In a survey of 100 residents throughout the city, more than half said they knew nothing about the commissions that were created specifically to serve them.
The 100 residents also were asked to grade their ANC on its ability to get things done, with an A for excellence and an F for failure. Only 53 residents responded to the question. The report card: A-9; B-13; C-18; D-9; F-4.
One Capitol Hill resident said he was dissatisfied with his ANC because it spent too much time on issues such as zoning and housing instead of the immediate needs of the community.
"I'm sick of seeing garbage cans out all over the sidewalks and streets," he said. "Why don't they rezone them ?"
Commissioner Anne Hargrove of ANC 1C in Adams-Morgan is aware of those by types of complaints, but notes, "We have more than we can handle. We'd like to help out with the little things, but the zoning problems are so involved. You have no idea."

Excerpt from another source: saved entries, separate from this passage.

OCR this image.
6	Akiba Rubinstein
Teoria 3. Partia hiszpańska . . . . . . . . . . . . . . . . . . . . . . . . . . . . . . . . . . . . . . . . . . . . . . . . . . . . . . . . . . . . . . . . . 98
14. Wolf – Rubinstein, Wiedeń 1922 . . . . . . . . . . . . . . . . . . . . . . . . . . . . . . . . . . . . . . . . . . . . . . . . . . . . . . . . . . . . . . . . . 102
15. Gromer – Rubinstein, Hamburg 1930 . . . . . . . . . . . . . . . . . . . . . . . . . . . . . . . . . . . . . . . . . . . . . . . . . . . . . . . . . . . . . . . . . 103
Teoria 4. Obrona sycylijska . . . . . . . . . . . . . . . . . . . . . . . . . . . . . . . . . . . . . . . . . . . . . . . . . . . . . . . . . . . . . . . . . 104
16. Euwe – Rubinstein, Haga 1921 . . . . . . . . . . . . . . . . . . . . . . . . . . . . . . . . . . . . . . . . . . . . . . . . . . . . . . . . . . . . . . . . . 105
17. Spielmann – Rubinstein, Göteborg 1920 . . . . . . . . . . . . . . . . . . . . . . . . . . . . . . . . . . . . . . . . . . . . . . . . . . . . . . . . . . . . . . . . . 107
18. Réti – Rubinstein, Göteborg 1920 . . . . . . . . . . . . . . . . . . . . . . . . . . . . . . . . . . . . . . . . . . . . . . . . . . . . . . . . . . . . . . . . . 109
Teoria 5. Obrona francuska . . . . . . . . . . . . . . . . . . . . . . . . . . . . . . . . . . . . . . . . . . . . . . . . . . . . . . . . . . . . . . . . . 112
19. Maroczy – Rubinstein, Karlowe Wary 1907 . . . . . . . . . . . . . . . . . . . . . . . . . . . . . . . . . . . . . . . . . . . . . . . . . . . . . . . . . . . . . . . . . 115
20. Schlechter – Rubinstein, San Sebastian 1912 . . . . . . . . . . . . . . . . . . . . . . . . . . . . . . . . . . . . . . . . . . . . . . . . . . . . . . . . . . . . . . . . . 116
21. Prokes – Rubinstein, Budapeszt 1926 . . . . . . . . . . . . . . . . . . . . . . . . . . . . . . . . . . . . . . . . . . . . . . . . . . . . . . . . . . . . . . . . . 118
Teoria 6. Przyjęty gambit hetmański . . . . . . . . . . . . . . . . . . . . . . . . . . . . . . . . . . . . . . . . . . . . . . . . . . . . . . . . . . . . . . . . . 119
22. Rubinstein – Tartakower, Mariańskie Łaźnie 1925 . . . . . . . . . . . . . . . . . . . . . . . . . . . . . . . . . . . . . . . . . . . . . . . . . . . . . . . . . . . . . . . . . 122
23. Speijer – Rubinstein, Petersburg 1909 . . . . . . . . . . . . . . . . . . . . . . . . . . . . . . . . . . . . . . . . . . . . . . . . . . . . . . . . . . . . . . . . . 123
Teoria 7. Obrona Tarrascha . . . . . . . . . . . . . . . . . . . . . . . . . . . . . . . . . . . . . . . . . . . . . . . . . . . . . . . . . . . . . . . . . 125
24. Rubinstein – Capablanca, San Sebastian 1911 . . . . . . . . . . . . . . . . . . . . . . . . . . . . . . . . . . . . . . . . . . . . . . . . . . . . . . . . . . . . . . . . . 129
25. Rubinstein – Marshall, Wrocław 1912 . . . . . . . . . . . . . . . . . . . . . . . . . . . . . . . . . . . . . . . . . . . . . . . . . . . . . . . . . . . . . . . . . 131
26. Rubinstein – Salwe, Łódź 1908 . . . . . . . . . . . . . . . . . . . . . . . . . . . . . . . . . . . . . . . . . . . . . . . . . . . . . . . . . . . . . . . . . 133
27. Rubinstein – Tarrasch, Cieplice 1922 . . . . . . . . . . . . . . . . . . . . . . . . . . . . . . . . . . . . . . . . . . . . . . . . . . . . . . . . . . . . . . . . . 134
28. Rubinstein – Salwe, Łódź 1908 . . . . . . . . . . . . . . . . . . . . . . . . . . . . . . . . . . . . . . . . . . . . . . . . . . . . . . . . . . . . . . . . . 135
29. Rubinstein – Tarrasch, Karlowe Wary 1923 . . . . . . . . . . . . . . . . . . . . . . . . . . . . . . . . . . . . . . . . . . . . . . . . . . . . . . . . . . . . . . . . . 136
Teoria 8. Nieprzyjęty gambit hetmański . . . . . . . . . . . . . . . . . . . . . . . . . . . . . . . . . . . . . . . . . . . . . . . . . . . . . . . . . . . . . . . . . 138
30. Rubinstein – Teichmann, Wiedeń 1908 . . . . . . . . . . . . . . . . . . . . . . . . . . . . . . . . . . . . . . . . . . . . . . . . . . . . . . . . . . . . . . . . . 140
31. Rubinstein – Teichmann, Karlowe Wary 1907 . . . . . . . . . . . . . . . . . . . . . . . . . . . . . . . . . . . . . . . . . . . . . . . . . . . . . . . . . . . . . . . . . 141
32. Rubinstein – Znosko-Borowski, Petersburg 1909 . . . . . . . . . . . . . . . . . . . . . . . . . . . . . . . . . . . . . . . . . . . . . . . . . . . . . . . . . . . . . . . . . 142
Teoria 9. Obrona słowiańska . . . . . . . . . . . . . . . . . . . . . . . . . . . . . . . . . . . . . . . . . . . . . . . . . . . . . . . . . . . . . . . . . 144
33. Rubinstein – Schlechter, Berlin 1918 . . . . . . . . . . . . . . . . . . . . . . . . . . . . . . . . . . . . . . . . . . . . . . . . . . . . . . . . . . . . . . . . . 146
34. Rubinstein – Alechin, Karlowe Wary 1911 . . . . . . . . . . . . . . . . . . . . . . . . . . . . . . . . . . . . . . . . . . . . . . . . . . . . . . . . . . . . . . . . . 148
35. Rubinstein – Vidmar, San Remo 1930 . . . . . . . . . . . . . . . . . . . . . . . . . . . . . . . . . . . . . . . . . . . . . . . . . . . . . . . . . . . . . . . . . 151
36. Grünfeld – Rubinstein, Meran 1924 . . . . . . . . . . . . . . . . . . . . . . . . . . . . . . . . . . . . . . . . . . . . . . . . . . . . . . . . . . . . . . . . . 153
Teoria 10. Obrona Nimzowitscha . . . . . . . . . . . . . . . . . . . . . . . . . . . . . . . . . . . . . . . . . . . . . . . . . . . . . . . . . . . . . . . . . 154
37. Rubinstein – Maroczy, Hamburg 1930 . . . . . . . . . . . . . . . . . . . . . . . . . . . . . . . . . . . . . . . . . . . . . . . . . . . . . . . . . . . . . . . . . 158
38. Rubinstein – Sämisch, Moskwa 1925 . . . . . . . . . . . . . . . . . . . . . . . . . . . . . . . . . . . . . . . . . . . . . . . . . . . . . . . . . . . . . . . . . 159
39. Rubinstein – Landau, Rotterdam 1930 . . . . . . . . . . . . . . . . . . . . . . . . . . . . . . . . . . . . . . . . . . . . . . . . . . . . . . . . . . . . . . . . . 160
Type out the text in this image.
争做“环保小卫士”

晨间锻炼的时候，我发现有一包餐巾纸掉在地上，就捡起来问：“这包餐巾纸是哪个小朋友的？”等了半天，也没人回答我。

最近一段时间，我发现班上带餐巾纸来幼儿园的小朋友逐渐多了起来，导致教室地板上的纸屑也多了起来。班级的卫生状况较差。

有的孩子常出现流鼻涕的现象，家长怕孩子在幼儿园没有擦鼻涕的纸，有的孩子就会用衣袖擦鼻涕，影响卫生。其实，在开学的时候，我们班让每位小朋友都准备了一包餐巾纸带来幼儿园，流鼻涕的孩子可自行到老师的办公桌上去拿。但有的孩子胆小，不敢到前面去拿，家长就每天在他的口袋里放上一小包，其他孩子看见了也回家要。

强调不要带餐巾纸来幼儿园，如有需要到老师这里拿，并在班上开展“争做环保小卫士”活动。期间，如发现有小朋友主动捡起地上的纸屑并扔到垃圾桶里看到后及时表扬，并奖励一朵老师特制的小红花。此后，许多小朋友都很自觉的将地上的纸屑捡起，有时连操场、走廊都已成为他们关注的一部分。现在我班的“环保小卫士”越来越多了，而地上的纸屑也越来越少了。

One complaint voiced by commissioners is that few residents bother to attend ANC meetings. Only six of the 100 residents interviewed said they had ever attended an ANC meeting. Commissioners say that 40 persons is considered a good attendance, while two to 10 per meeting is typical.
An Adams-Morgan resident said he had tried to attend an ANC meeting, but when he showed up at the publicized place and time, he discovered the meeting date had been changed.
Part of the problem could be attributed to the way residents perceive the ANC's role. When the 100 residents were asked about problems they would like to see their ANCs tackle, the answers ranged from keeping the streets clean to zoning regulation. Even with such specific suggestions, few of the 100 residents said they felt motivated to contact their ANC on a problem or to help with ANC work.
"The ANCs? Sure I've heard of them," said one resident. "They're supposed to deal with the little things, but I hate to say it, they aren't too good at it. I've never called my commissioner, because by the time they get around to solving my problem I could do it myself. I'm chagrined to say I've never been to a meeting, but I intend to remedy that someday soon."
Many ANC commissioners believe this attitude comes, in part, because people are concerned only with their "gripe of the moment." Many residents will attend a meeting if their building is threatended with condominium conversion, for instance, and never show up again.
"One of our major problems," according to Commissioner James Onley, of ANC 7D in Lincoln Heights, "is communication. How do you communicate to the citizens about the problems in the area and about the real need for their voice?"
Ben Richards, executive secretary of ANC 3A in Georgetown, believes the very nature of city affects participation in ANC activities.
"Most people here are transient," he said. "As long as the buses are running they don't care. They probably don't know or care who's on the City Council."
But among the 100 residents, there were a few who actively supported ANC activities.
"D.C. needs the ANCs. This is the voice of the people," said one of the 100 residnets interviewed. "We need the community organization to get our voices heard. I'm working with my ANC because I couldn't stand to see something as necessary as ANCs slip through our fingers."
Many people who decide to work with their ANCs do so for specific reasons. One man was fighting the city to get a broken limb removed from a tree in front of his store; he went to his ANC for help. Eventually, the D.C. government not only removed the limb, but took the whole tree. After that episode he gave up going to ANC meetings.
A few people surveyed said they belonged to community organizations other than ANCs. They believed the active people in the ANCs represented their interests and saw no reason to attend the meetings. They did not opt to join the ANCs, but preferred to remain with the established neighborhood groups.
In many cases, however, past experience in civic organizations was cited as a reason for becoming active in ANCs.
When people do work for an ANC, they tend to work very hard. One study found that well over half of 18 commissioners interviewed had full-time jobs and still devoted a great deal of spare time to ANC projects. One Capitol Hill man described his commissioners as doing "a hell of a lot of work."
Carol Currie Gidley, commissioner of ANC 3E in Friendship Heights, describes the ANC activist this way: "We are white and black, owners and renters and all different ages." The one common factor among commissioners, she said, is "previous activism."